Com tanta experiência relacionada à leitura, Valmir deixa algumas dicas simples e práticas para quem quer começar a criar o hábito de ler ou quer voltar a ter esse hábito. Para ele, tudo começa na escolha do livro: “Escolha um tema, uma área que você goste e que chame a atenção, esse é o primeiro passo. Entre em uma livraria e compre um livro dessa área. Não escolha um livro grande, comece com um livro pequeno, de 150 páginas, no máximo 200, porque você leva menos tempo para concluir a leitura e quanto mais cedo você termina, maior vai ser sua satisfação”.

Selecionar um bom ambiente de leitura também é muito importante. Segundo o especialista, o local deve ser o mais tranquilo possível, além de bem iluminado: “O ruído vai tirar a concentração, e, como consequência, comprometer o aproveitamento da leitura. Procure um ambiente silencioso e agradável. Você também pode colocar uma música clássica, há estudos que mencionam que isso aumenta o nível de atenção. Durante o dia, use a luz natural. Vai ler à noite? A luz artificial tem que gerar o mesmo efeito da luz natural, para não forçar a visão. Assim, a preferência é que essa luz artificial seja branca, pois ela estimula a atenção, ao contrário da luz amarela, que pode fazer o leitor sentir sono”. 

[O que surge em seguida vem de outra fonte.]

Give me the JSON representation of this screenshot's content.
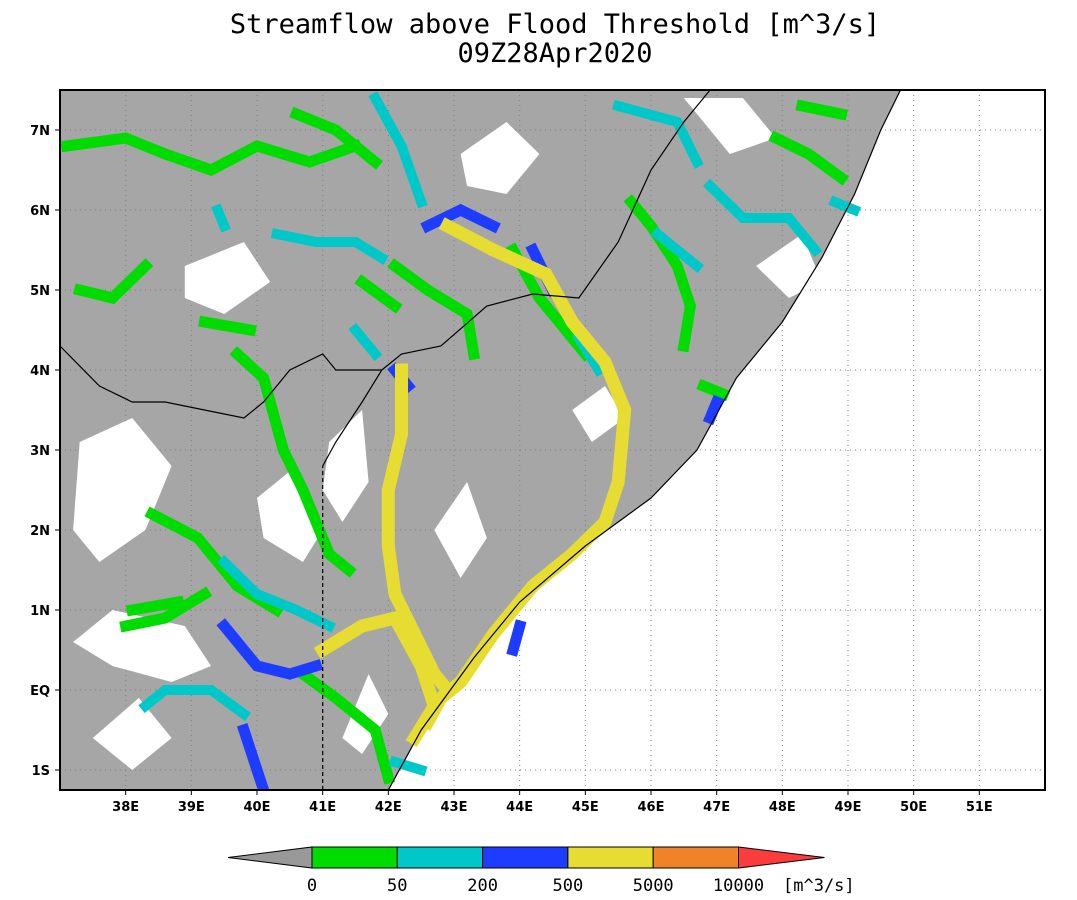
{
  "title": "Streamflow above Flood Threshold [m^3/s]",
  "subtitle": "09Z28Apr2020",
  "x_ticks": [
    "38E",
    "39E",
    "40E",
    "41E",
    "42E",
    "43E",
    "44E",
    "45E",
    "46E",
    "47E",
    "48E",
    "49E",
    "50E",
    "51E"
  ],
  "y_ticks": [
    "7N",
    "6N",
    "5N",
    "4N",
    "3N",
    "2N",
    "1N",
    "EQ",
    "1S"
  ],
  "colorbar": {
    "labels": [
      "0",
      "50",
      "200",
      "500",
      "5000",
      "10000"
    ],
    "units": "[m^3/s]",
    "colors": [
      "#999999",
      "#00dc00",
      "#00c8c8",
      "#1e3cff",
      "#e6dc32",
      "#f08228",
      "#fa3c3c"
    ]
  },
  "colors": {
    "land": "#a6a6a6",
    "low_flow": "#ffffff",
    "ocean": "#ffffff",
    "grid": "#7f7f7f"
  },
  "map_data": {
    "lon_range": [
      37,
      52
    ],
    "lat_range": [
      -1.25,
      7.5
    ],
    "coastline": [
      [
        42,
        -1.25
      ],
      [
        42.5,
        -0.5
      ],
      [
        43.3,
        0.4
      ],
      [
        44,
        1.1
      ],
      [
        45,
        1.8
      ],
      [
        46,
        2.4
      ],
      [
        46.7,
        3.0
      ],
      [
        47.3,
        3.9
      ],
      [
        48,
        4.6
      ],
      [
        48.6,
        5.4
      ],
      [
        49.1,
        6.2
      ],
      [
        49.5,
        7.0
      ],
      [
        49.8,
        7.5
      ]
    ],
    "borders": [
      [
        [
          37,
          4.3
        ],
        [
          37.6,
          3.8
        ],
        [
          38.1,
          3.6
        ],
        [
          38.6,
          3.6
        ],
        [
          39.2,
          3.5
        ],
        [
          39.8,
          3.4
        ],
        [
          40.1,
          3.6
        ],
        [
          40.5,
          4.0
        ],
        [
          41,
          4.2
        ],
        [
          41.2,
          4.0
        ],
        [
          41.9,
          4.0
        ],
        [
          42.2,
          4.2
        ],
        [
          42.8,
          4.3
        ],
        [
          43.5,
          4.8
        ],
        [
          44.2,
          4.95
        ],
        [
          44.9,
          4.9
        ],
        [
          45.5,
          5.6
        ],
        [
          46,
          6.5
        ],
        [
          46.5,
          7.1
        ],
        [
          46.9,
          7.5
        ]
      ],
      [
        [
          41,
          2.8
        ],
        [
          41.2,
          3.1
        ],
        [
          41.6,
          3.6
        ],
        [
          41.9,
          4.0
        ]
      ]
    ],
    "border_dashed": [
      [
        41,
        -1.25
      ],
      [
        41,
        2.8
      ]
    ],
    "rivers": {
      "yellow": [
        [
          [
            42.9,
            5.8
          ],
          [
            43.6,
            5.5
          ],
          [
            44.4,
            5.2
          ],
          [
            44.8,
            4.6
          ],
          [
            45.3,
            4.1
          ],
          [
            45.6,
            3.5
          ],
          [
            45.5,
            2.6
          ],
          [
            45.3,
            2.1
          ],
          [
            44.8,
            1.7
          ],
          [
            44.2,
            1.3
          ],
          [
            43.6,
            0.7
          ],
          [
            43.1,
            0.1
          ],
          [
            42.8,
            -0.1
          ],
          [
            42.6,
            -0.4
          ]
        ],
        [
          [
            42.2,
            4.0
          ],
          [
            42.2,
            3.2
          ],
          [
            42,
            2.5
          ],
          [
            42,
            1.8
          ],
          [
            42.1,
            1.2
          ],
          [
            42.4,
            0.7
          ],
          [
            42.7,
            0.2
          ],
          [
            42.9,
            0.0
          ]
        ],
        [
          [
            41,
            0.5
          ],
          [
            41.6,
            0.8
          ],
          [
            42.1,
            0.9
          ],
          [
            42.5,
            0.3
          ],
          [
            42.7,
            -0.2
          ],
          [
            42.4,
            -0.6
          ]
        ]
      ],
      "blue": [
        [
          [
            42.1,
            4.0
          ],
          [
            42.3,
            3.8
          ]
        ],
        [
          [
            42.6,
            5.8
          ],
          [
            43.1,
            6.0
          ],
          [
            43.6,
            5.8
          ]
        ],
        [
          [
            44.2,
            5.5
          ],
          [
            44.5,
            5.0
          ]
        ],
        [
          [
            39.5,
            0.8
          ],
          [
            40,
            0.3
          ],
          [
            40.5,
            0.2
          ],
          [
            40.9,
            0.3
          ]
        ],
        [
          [
            39.8,
            -0.5
          ],
          [
            40,
            -1.0
          ],
          [
            40.1,
            -1.25
          ]
        ],
        [
          [
            44,
            0.8
          ],
          [
            43.9,
            0.5
          ]
        ],
        [
          [
            47,
            3.6
          ],
          [
            46.9,
            3.4
          ]
        ]
      ],
      "cyan": [
        [
          [
            38.3,
            -0.2
          ],
          [
            38.6,
            0.0
          ],
          [
            39.3,
            0.0
          ],
          [
            39.8,
            -0.3
          ]
        ],
        [
          [
            39.5,
            1.6
          ],
          [
            40,
            1.2
          ],
          [
            40.6,
            1.0
          ],
          [
            41.1,
            0.8
          ]
        ],
        [
          [
            40.3,
            5.7
          ],
          [
            40.9,
            5.6
          ],
          [
            41.5,
            5.6
          ],
          [
            41.9,
            5.4
          ]
        ],
        [
          [
            41.8,
            7.4
          ],
          [
            42.2,
            6.8
          ],
          [
            42.5,
            6.1
          ]
        ],
        [
          [
            41.5,
            4.5
          ],
          [
            41.8,
            4.2
          ]
        ],
        [
          [
            44.9,
            4.4
          ],
          [
            45.2,
            4.0
          ]
        ],
        [
          [
            46.9,
            6.3
          ],
          [
            47.4,
            5.9
          ],
          [
            48.1,
            5.9
          ],
          [
            48.5,
            5.5
          ]
        ],
        [
          [
            46.7,
            5.3
          ],
          [
            46.1,
            5.7
          ]
        ],
        [
          [
            45.5,
            7.3
          ],
          [
            46.4,
            7.1
          ],
          [
            46.7,
            6.6
          ]
        ],
        [
          [
            42.5,
            -1.0
          ],
          [
            42.1,
            -0.9
          ]
        ],
        [
          [
            39.4,
            6.0
          ],
          [
            39.5,
            5.8
          ]
        ],
        [
          [
            48.8,
            6.1
          ],
          [
            49.1,
            6.0
          ]
        ]
      ],
      "green": [
        [
          [
            37.1,
            6.8
          ],
          [
            38,
            6.9
          ],
          [
            38.6,
            6.7
          ],
          [
            39.3,
            6.5
          ],
          [
            40,
            6.8
          ],
          [
            40.8,
            6.6
          ],
          [
            41.5,
            6.8
          ]
        ],
        [
          [
            37.3,
            5.0
          ],
          [
            37.8,
            4.9
          ],
          [
            38.3,
            5.3
          ]
        ],
        [
          [
            39.7,
            4.2
          ],
          [
            40.1,
            3.9
          ],
          [
            40.4,
            3.0
          ],
          [
            40.7,
            2.5
          ],
          [
            41.1,
            1.7
          ],
          [
            41.4,
            1.5
          ]
        ],
        [
          [
            38.4,
            2.2
          ],
          [
            39.1,
            1.9
          ],
          [
            39.7,
            1.3
          ],
          [
            40.3,
            1.0
          ]
        ],
        [
          [
            38,
            0.8
          ],
          [
            38.6,
            0.9
          ],
          [
            39.2,
            1.2
          ]
        ],
        [
          [
            40.7,
            0.2
          ],
          [
            41.2,
            -0.1
          ],
          [
            41.8,
            -0.5
          ],
          [
            42,
            -1.1
          ]
        ],
        [
          [
            42.1,
            5.3
          ],
          [
            42.6,
            5.0
          ],
          [
            43.2,
            4.7
          ],
          [
            43.3,
            4.2
          ]
        ],
        [
          [
            43.9,
            5.5
          ],
          [
            44.3,
            4.9
          ],
          [
            44.6,
            4.6
          ],
          [
            45,
            4.2
          ]
        ],
        [
          [
            45.7,
            6.1
          ],
          [
            46,
            5.8
          ],
          [
            46.4,
            5.3
          ],
          [
            46.6,
            4.8
          ],
          [
            46.5,
            4.3
          ]
        ],
        [
          [
            46.8,
            3.8
          ],
          [
            47.1,
            3.7
          ]
        ],
        [
          [
            47.9,
            6.9
          ],
          [
            48.4,
            6.7
          ],
          [
            48.9,
            6.4
          ]
        ],
        [
          [
            48.3,
            7.3
          ],
          [
            48.9,
            7.2
          ]
        ],
        [
          [
            40.6,
            7.2
          ],
          [
            41.2,
            7.0
          ],
          [
            41.8,
            6.6
          ]
        ],
        [
          [
            41.6,
            5.1
          ],
          [
            42.1,
            4.8
          ]
        ],
        [
          [
            39.2,
            4.6
          ],
          [
            39.9,
            4.5
          ]
        ],
        [
          [
            38.1,
            1.0
          ],
          [
            38.8,
            1.1
          ]
        ]
      ]
    },
    "white_zones": [
      [
        [
          37.3,
          3.1
        ],
        [
          38.1,
          3.4
        ],
        [
          38.7,
          2.8
        ],
        [
          38.3,
          2.0
        ],
        [
          37.6,
          1.6
        ],
        [
          37.2,
          2.0
        ]
      ],
      [
        [
          37.2,
          0.6
        ],
        [
          37.8,
          1.0
        ],
        [
          38.9,
          0.8
        ],
        [
          39.3,
          0.3
        ],
        [
          38.7,
          0.1
        ],
        [
          37.8,
          0.3
        ]
      ],
      [
        [
          40,
          2.4
        ],
        [
          40.6,
          2.8
        ],
        [
          41,
          2.0
        ],
        [
          40.7,
          1.6
        ],
        [
          40.1,
          1.9
        ]
      ],
      [
        [
          41.1,
          3.1
        ],
        [
          41.6,
          3.5
        ],
        [
          41.7,
          2.6
        ],
        [
          41.3,
          2.1
        ],
        [
          41,
          2.5
        ]
      ],
      [
        [
          38.9,
          5.3
        ],
        [
          39.8,
          5.6
        ],
        [
          40.2,
          5.1
        ],
        [
          39.5,
          4.7
        ],
        [
          38.9,
          4.9
        ]
      ],
      [
        [
          43.1,
          6.7
        ],
        [
          43.8,
          7.1
        ],
        [
          44.3,
          6.7
        ],
        [
          43.8,
          6.2
        ],
        [
          43.2,
          6.3
        ]
      ],
      [
        [
          45.3,
          3.8
        ],
        [
          45.6,
          3.4
        ],
        [
          45.1,
          3.1
        ],
        [
          44.8,
          3.5
        ]
      ],
      [
        [
          47.6,
          5.3
        ],
        [
          48.3,
          5.7
        ],
        [
          48.6,
          5.1
        ],
        [
          48.1,
          4.9
        ]
      ],
      [
        [
          37.5,
          -0.6
        ],
        [
          38.2,
          -0.1
        ],
        [
          38.7,
          -0.6
        ],
        [
          38.1,
          -1.0
        ]
      ],
      [
        [
          41.3,
          -0.6
        ],
        [
          41.7,
          0.2
        ],
        [
          42,
          -0.3
        ],
        [
          41.6,
          -0.8
        ]
      ],
      [
        [
          46.5,
          7.4
        ],
        [
          47.2,
          6.7
        ],
        [
          47.9,
          6.9
        ],
        [
          47.4,
          7.4
        ]
      ],
      [
        [
          42.7,
          2.0
        ],
        [
          43.2,
          2.6
        ],
        [
          43.5,
          1.9
        ],
        [
          43.1,
          1.4
        ]
      ]
    ]
  }
}
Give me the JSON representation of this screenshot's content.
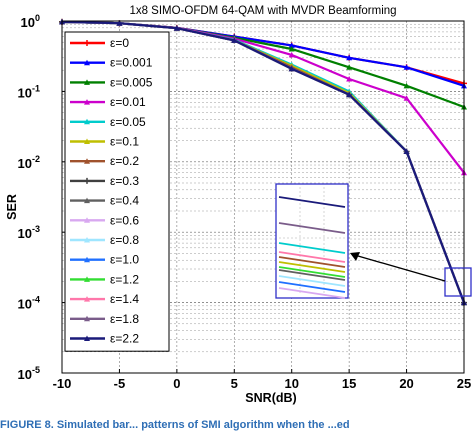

Finalmente, Valmir conta que também é interessante estabelecer metas de leitura diárias, principalmente no começo: “O ideal é que a pessoa que não tem o hábito de ler não comece a ler durante uma hora, comece lendo durante 10 minutos. É o suficiente no primeiro dia. No segundo dia, 15 ou 20 minutos. Ao tentar devorar o livro inteiro em um dia, você pode conseguir, mas o aproveitamento e a qualidade de leitura podem não ser bons, o que gera cansaço físico e mental. Aumente o tempo de leitura diário de maneira gradual, com paciência e sem ansiedade. O hábito da leitura precisa ser desenvolvido de forma consistente. Como é um novo hábito, é preciso criar novas raízes e essas raízes precisam de tempo para crescerem e se fortalecerem”, conclui o especialista.